Ayoub El Khazzani, fiché pour islamisme et qui a tenté d'ouvrir le feu dans un train Thalys, nie un acte terroriste et évoque une tentative de braquage, version que ne croient ni les enquêteurs ni les jeunes Américains qui l'ont maîtrisé et seront décorés lundi à l'Elysée.
Le jeune Marocain de 25 ans assurait toujours dimanche avoir trouvé fortuitement la kalachnikov dont il était armé dans une valise dans un jardin public près de la gare de Bruxelles-midi, où il dort étant SDF, et avoir eu l'idée de s'en servir pour détrousser les passagers du Thalys Amsterdam-Paris, dans lequel il est monté vendredi dans la capitale belge, selon une source proche de l'enquête.
Il était "médusé du caractère terroriste attribué à son action", a déclaré à divers médias l'avocate qui l'a assisté aux premières heures de sa garde à vue à Arras, avant son transfert dans les locaux de la Direction générale de la sécurité intérieure (DGSI) à Levallois-Perret (Hauts-de-Seine).
La défense d'Ayoub El Khazzani, dont la garde à vue peut durer jusqu'à mardi soir, n'a pas convaincu les enquêteurs. Son profil d'islamiste radical, repéré par les renseignements de plusieurs pays, les oriente en effet vers une attaque terroriste qui aurait pu virer au carnage. Il semble y avoir une part de préparation et deux téléphones portables retrouvés sur lui étaient dimanche en cours d'exploitation.
La version du suspect a également été balayée par les trois jeunes Américains, dont deux soldats en vacances, qui l'ont maîtrisé, acte de bravoure qui en a fait des héros planétaires.
"Il avait beaucoup de munitions, ses idées étaient vraiment claires", a jugé Alek Skarlatos, 22 ans, lors d'une conférence de presse à l'ambassade américaine à Paris. "On n'a pas besoin de huit chargeurs pour dévaliser un train," a renchéri son ami Anthony Sadler, 23 ans.
Sa kalachnikov "semblait enrayée ou ne fonctionnait pas", a précisé Spencer Stone, 23 ans, blessé au cutter par l'assaillant dans la bagarre. Et El Khazzani "n'avait clairement aucun entraînement au maniement des armes", a relevé Alek Skarlatos, membre de la garde nationale de l'Oregon récemment rentré d'une mission en Afghanistan.
Outre le fusil d'assaut, l'agresseur avait 9 chargeurs garnis, un pistolet automatique Luger et un cutter.
- Petit délinquant -
Les trois jeunes Américains seront reçus lundi matin à l'Elysée, où François Hollande leur décernera la Légion d'honneur, ainsi qu'à un sexagénaire britannique, Chris Norman, intervenu à leurs côtés.
Le passager français ayant en premier tenté de s'interposer face à l'assaillant -qui souhaite toujours garder l'anonymat- ainsi qu'un passager franco-américain blessé par balle pendant l'attaque et toujours hospitalisé seront eux décorés ultérieurement.
D'après les premiers éléments de l'enquête, Ayoub El Khazzani, dont l'identité a été confirmée grâce à ses empreintes digitales, "vivait en Belgique, est monté dans un train en Belgique avec des armes sans doute acquises en Belgique. Et il avait des papiers délivrés en Espagne", a résumé une source proche du dossier.
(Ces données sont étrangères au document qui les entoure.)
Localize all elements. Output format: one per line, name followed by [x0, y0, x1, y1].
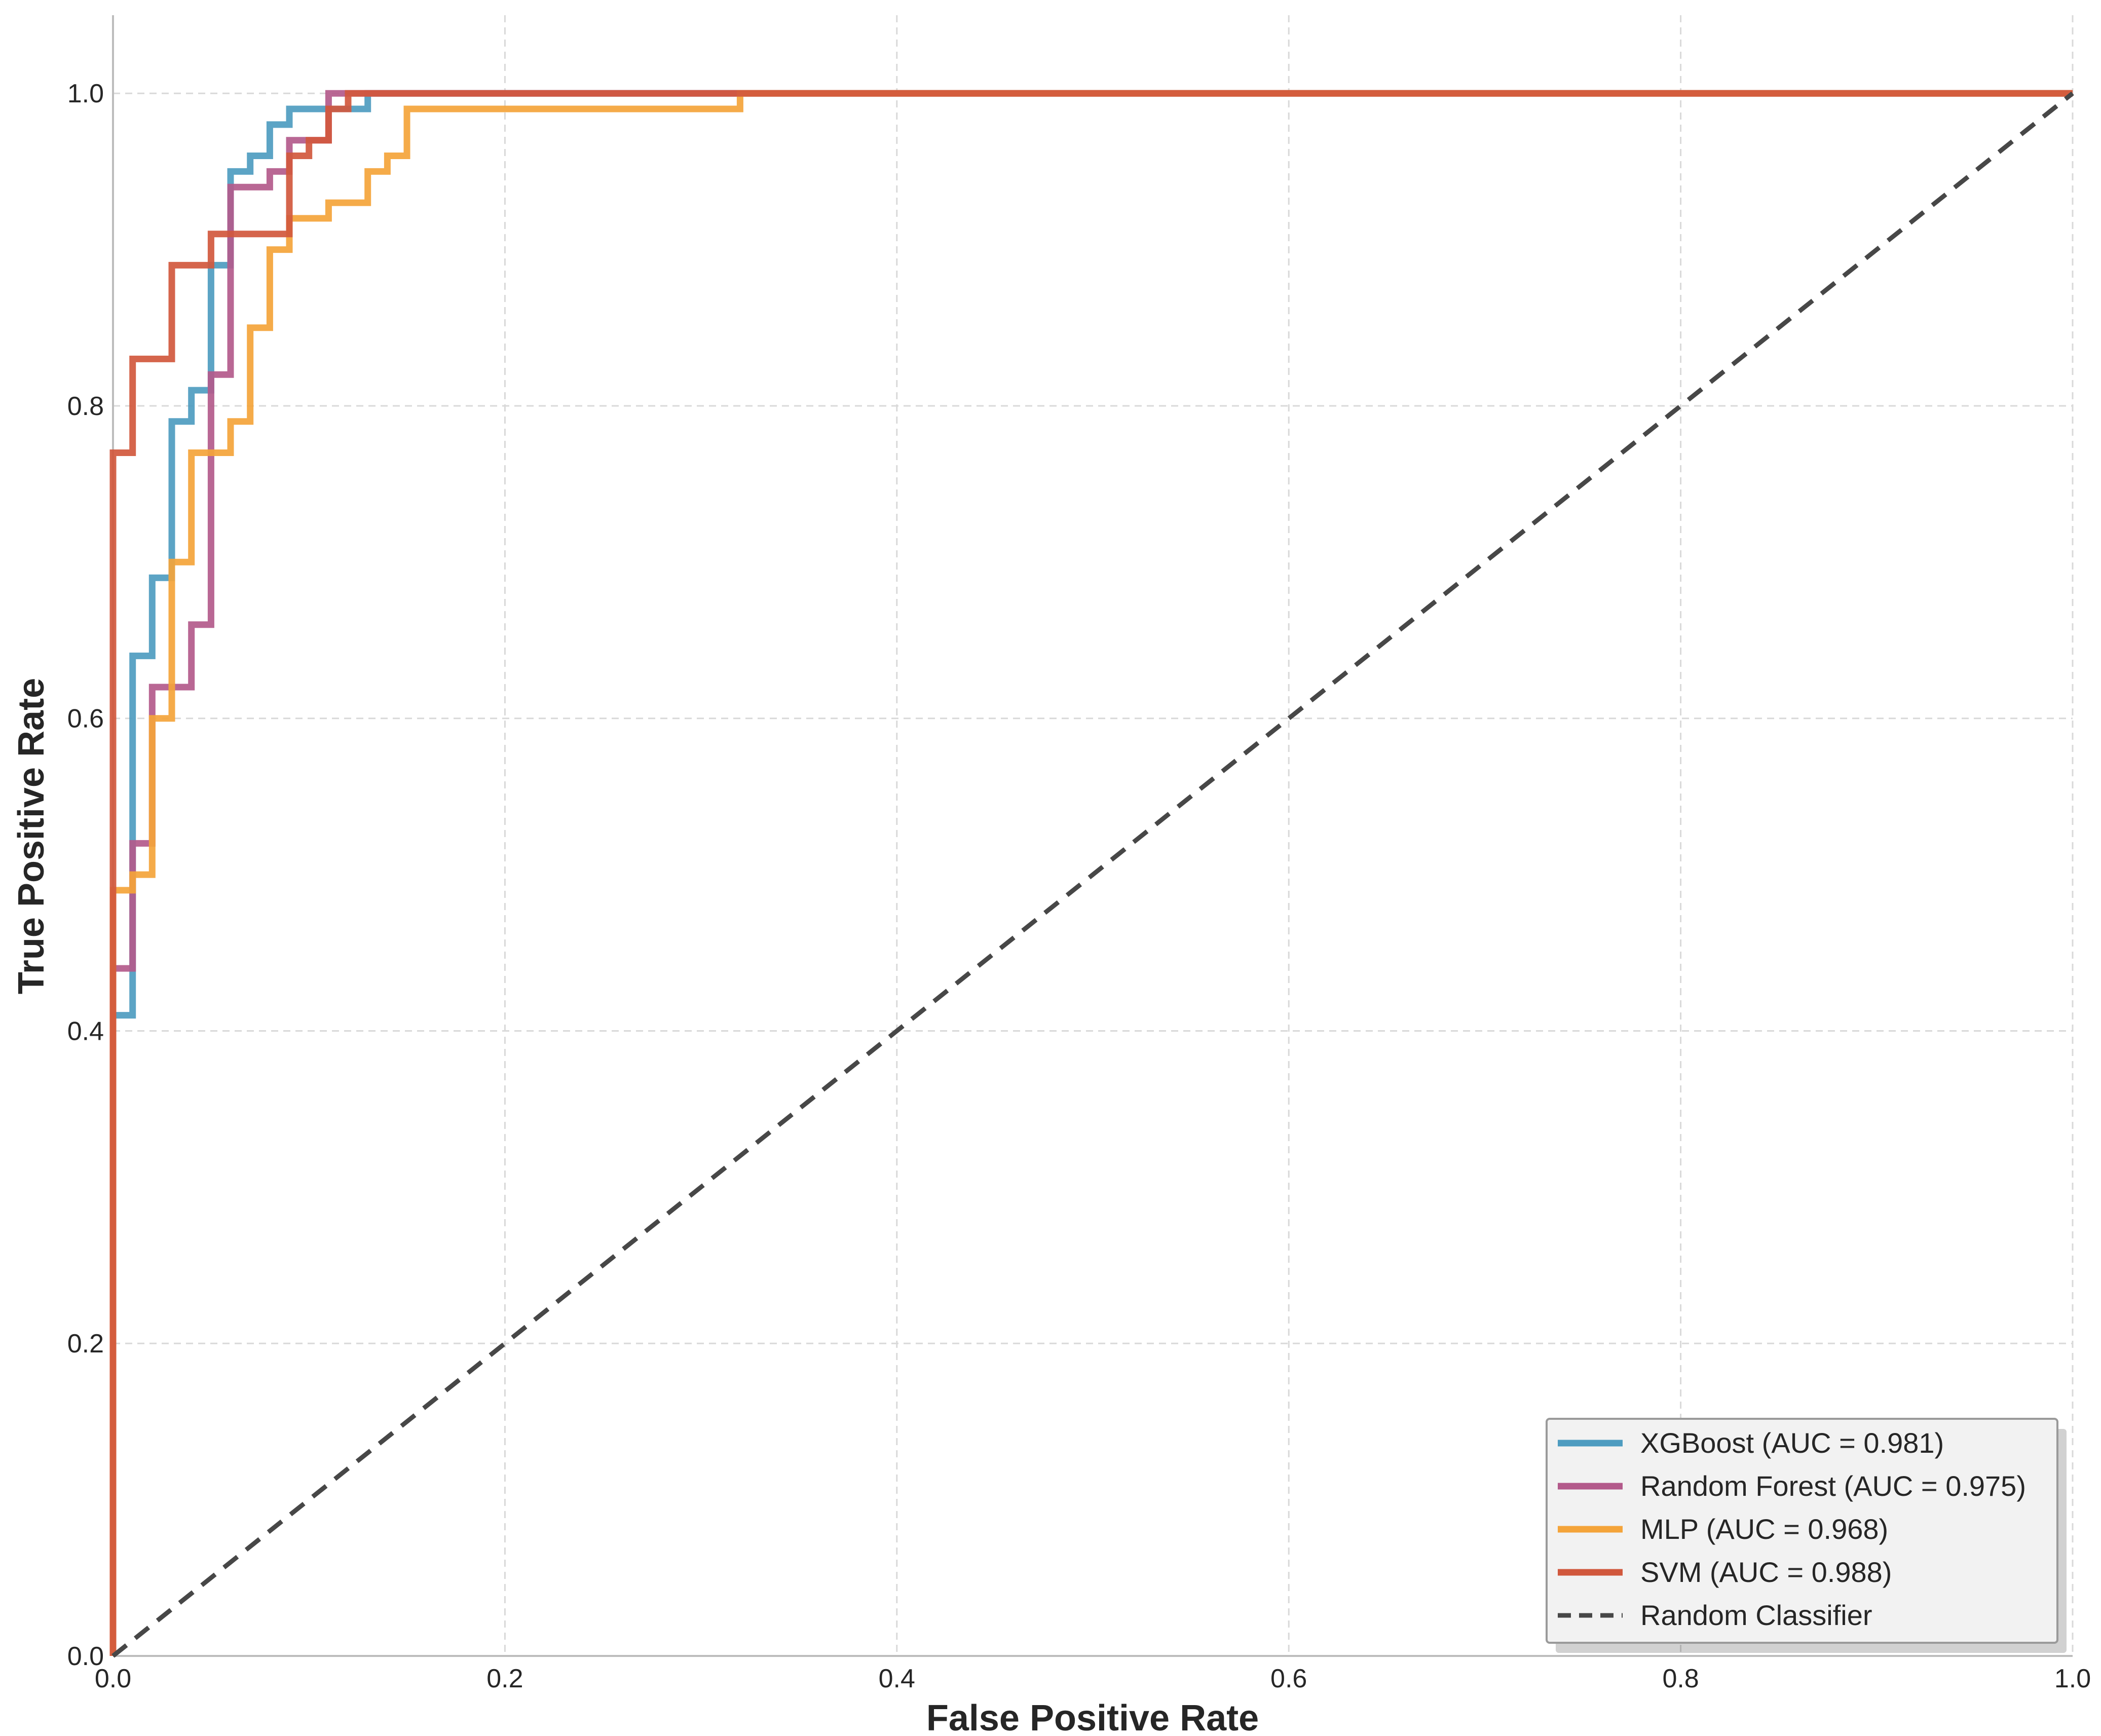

El Khazzani a vécu sept ans en Espagne, de 2007 à mars 2014. Il y était arrivé à 18 ans, s'installant d'abord à Madrid puis à Algesiras, en Andalousie, où il s'est fait remarquer par des discours légitimant le jihad. Le jeune homme fluet et de taille moyenne y a vécu de petits emplois, et a été détenu une fois pour trafic de drogue selon une source des services antiterroristes espagnols.
Il avait été repéré par les services espagnols qui l'avaient signalé à leurs confrères français. Son signalement a conduit la DGSI à émettre une fiche "S" à son sujet, ce qui a permis de localiser El Khazzani en Allemagne, le 10 mai dernier, lorsqu'il prend un vol pour la Turquie.
Selon les renseignements espagnols, l'homme serait parti de France en Syrie, ce que l'intéressé nie, et serait ensuite revenu dans l'Hexagone.
Huit mois après les attentats contre Charlie Hebdo et un supermarché cacher à Paris, l'attaque déjouée vendredi a conduit la Belgique à renforcer les mesures de sécurité dans les trains et les gares. En France, la SNCF a instauré un numéro vert pour signaler des "situations anormales", mais exclut de mettre en place des contrôles sur les quais comme dans les aéroports.
Le président de la SNCF, Guillaume Pepy, a par ailleurs reçu dimanche l'acteur Jean-Hugues Anglade, qui se trouvait dans le train et accuse les agents de la rame d'avoir abandonné les passagers à leur sort.